Scene: The Martini Lounge, a well-heeled club for Wall Street traders.
Cast: Three senior executives at Salamander Brothers, a small but highly esteemed Wall Street investment firm. The executives, George, Richard, and Wandi, have just arrived at the club after attending a meeting of highly placed operatives from the SEC.
Wandi:" I cannot believe the news. I mean, it’s been doom and gloom ever since those Baer clowns and the Neanderthals from Lehman brought down the circus. I was beginning to think I’d have to go get a job, for God’s sake”.
Richard: “Now, Wandi, you always were the dark one. You really need to lighten up during these little market perturbations”.
George: “Yeah, those other idiots never did understand when to hold’m and when to fold’m. It’s “Buy low, sell high” I kept telling them.”
Wandi: “OK, but who would have guessed that our white knight would arrive so quickly, really before the game was declared officially over. “
Richard: “Uh, waiter, a round of very dry martini’s for these two, and a very dry Stolli’s on ice for me. Well guys, we need to do some serious strategic planning to work this new playground. “
George: “I agree. We can’t just plunge in with the old ideas. New ideas, change . . . yeah, that’s it, a Changed Investment Strategy; that’s what we’ll call it”.
Wandi: “Or, how about Strategic Investments for a Changed Economy? I love this change stuff, don’t you? We can devise and peddle anything we want, as long as it represents CHANGE.”
Richard: “Well, we can’t be too obvious, or too scary initially. We need to be seen as the guys of serious change, the white knights riding in to secure everyone’s financial future.”

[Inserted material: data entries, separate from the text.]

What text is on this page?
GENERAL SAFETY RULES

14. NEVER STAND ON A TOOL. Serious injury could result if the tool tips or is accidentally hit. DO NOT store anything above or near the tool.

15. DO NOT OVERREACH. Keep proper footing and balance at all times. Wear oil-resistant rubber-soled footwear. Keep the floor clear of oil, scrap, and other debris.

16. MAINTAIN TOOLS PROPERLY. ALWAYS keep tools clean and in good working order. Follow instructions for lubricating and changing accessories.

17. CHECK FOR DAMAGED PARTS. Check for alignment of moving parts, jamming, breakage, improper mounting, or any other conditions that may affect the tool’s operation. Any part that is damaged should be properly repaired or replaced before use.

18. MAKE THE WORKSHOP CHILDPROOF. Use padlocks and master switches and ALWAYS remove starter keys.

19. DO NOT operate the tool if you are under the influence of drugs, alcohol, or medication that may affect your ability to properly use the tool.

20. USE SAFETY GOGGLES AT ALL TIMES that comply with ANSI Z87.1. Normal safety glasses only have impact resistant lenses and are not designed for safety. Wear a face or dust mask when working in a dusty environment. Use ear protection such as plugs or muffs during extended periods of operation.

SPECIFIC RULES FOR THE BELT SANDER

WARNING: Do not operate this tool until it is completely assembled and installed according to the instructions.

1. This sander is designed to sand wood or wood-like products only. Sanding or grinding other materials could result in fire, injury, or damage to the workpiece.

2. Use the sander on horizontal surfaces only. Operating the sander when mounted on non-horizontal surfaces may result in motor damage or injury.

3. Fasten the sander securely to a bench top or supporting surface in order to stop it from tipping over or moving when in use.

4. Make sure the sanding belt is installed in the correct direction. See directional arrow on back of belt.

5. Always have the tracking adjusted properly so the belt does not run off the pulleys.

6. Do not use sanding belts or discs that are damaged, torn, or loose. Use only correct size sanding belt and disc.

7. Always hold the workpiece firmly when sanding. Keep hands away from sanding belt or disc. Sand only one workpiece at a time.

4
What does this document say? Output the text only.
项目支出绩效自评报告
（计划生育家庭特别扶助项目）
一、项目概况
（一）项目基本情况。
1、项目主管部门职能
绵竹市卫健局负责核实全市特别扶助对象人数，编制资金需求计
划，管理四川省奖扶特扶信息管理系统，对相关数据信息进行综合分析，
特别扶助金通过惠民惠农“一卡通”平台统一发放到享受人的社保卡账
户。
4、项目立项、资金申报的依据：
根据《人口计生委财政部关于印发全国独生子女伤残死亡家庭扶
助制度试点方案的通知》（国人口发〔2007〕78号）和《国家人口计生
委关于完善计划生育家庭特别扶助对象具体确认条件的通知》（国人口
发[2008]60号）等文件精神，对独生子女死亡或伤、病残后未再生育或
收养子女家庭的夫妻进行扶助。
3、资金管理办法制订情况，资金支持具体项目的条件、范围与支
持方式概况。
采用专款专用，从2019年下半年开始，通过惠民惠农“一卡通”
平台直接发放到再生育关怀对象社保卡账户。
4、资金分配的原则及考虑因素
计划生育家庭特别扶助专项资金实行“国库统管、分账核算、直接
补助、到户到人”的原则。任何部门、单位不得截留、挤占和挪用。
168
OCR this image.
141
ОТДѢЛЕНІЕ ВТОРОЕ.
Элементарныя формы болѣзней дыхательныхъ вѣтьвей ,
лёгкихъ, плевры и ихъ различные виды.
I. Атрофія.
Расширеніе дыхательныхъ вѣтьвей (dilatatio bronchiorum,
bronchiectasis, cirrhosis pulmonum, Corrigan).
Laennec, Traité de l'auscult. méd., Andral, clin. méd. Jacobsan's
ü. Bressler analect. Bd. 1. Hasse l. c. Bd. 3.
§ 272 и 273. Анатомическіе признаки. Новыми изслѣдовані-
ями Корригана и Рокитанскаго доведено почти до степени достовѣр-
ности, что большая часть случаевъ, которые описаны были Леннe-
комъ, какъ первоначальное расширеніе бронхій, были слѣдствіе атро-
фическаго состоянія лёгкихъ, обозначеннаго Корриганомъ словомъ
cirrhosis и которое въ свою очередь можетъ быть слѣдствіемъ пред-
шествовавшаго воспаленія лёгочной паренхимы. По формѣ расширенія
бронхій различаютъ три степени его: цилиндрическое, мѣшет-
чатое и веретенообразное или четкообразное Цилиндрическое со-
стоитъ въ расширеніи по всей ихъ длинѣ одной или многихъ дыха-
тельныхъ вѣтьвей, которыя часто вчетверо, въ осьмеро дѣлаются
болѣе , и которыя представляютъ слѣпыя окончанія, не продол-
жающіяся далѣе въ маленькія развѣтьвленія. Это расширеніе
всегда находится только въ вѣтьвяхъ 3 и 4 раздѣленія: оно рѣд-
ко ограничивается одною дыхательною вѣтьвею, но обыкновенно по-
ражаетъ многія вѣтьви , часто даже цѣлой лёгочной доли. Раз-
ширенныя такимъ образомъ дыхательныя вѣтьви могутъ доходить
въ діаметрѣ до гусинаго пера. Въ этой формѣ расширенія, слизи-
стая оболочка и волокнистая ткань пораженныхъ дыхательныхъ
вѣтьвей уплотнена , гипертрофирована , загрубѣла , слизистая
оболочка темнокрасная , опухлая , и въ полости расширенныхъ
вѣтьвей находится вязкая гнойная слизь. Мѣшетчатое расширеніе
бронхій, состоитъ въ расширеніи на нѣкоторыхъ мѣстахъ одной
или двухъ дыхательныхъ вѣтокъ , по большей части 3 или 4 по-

George: “True, true. Once we get established in our new playground, we can begin moving in more innovative approaches. We keep projecting the future benefits, say 25 years downstream. You won’t see quick returns, but you will understand how fruitful this new approach is once your portfolio begins paying out at your retirement. That kind of thing”
Wandi: “Agreed. The Boomers are a lost cause. They’re already flat out of luck from the old financial system. We need to focus on post-Boomers, the ones whose money is still in play.”
George: “What do we do about the God Squad folks? Mostly, as we know, they’ll believe anything, as long as it’s packaged properly. But we can’t just say we prayed and the answer came to us at that moment. I mean, they’re gullible, but even they must have limits.”
Wandi: “Well, I do believe that we don’t need to do anything. Mainly, they’re preoccupied most of the time worrying about the effects of Gays on marriage, and all those Godless folks who practice baby murder. They seem to neither understand nor worry overly much about things like their financial future. They simply accept that someone will show up to take care of them when their turn comes.”
Richard: Well, what about all the crybaby Democrats like Clinton and Gore and Obama? They spend their time whining about us awful people and what we intend to do with their money. I see them as a real problem. Somehow, they need to be neutralized.”
George: “Yeah, with extreme prejudice . . . heh, heh, heh.”
Wandi: Now, George, we can’t talk like that. This is after all a public establishment.”
George: “Yeah, public . . . like let’s see the Dems try to crash into this club. Good thing they lost that election. Would have been hell to pay if they had won. Who knows, they might have shut down the game altogether.”
Wandi: “Now you’re sounding like me George. We need to keep focused. The Bad Guys lost and the Barracuda Team won. It’s up to us to develop a new game with our brand new playground.”
George: “OK. OK, Wandi, you’re right. Let the Games Begin.”
Richard: “OK, first of all, what will we call the new playground? We can’t keep calling it “Social Security. Brings back too many memories, and would keep reminding the folks out there that the Dems invented that game.”
Wandi: “How about the Workmen’s Protection Act, or WPA”
Richard: “I got it, “Greed is Good: the system for you and your grandkids.”
They all laugh, down their drinks and order a second round. The lights dim.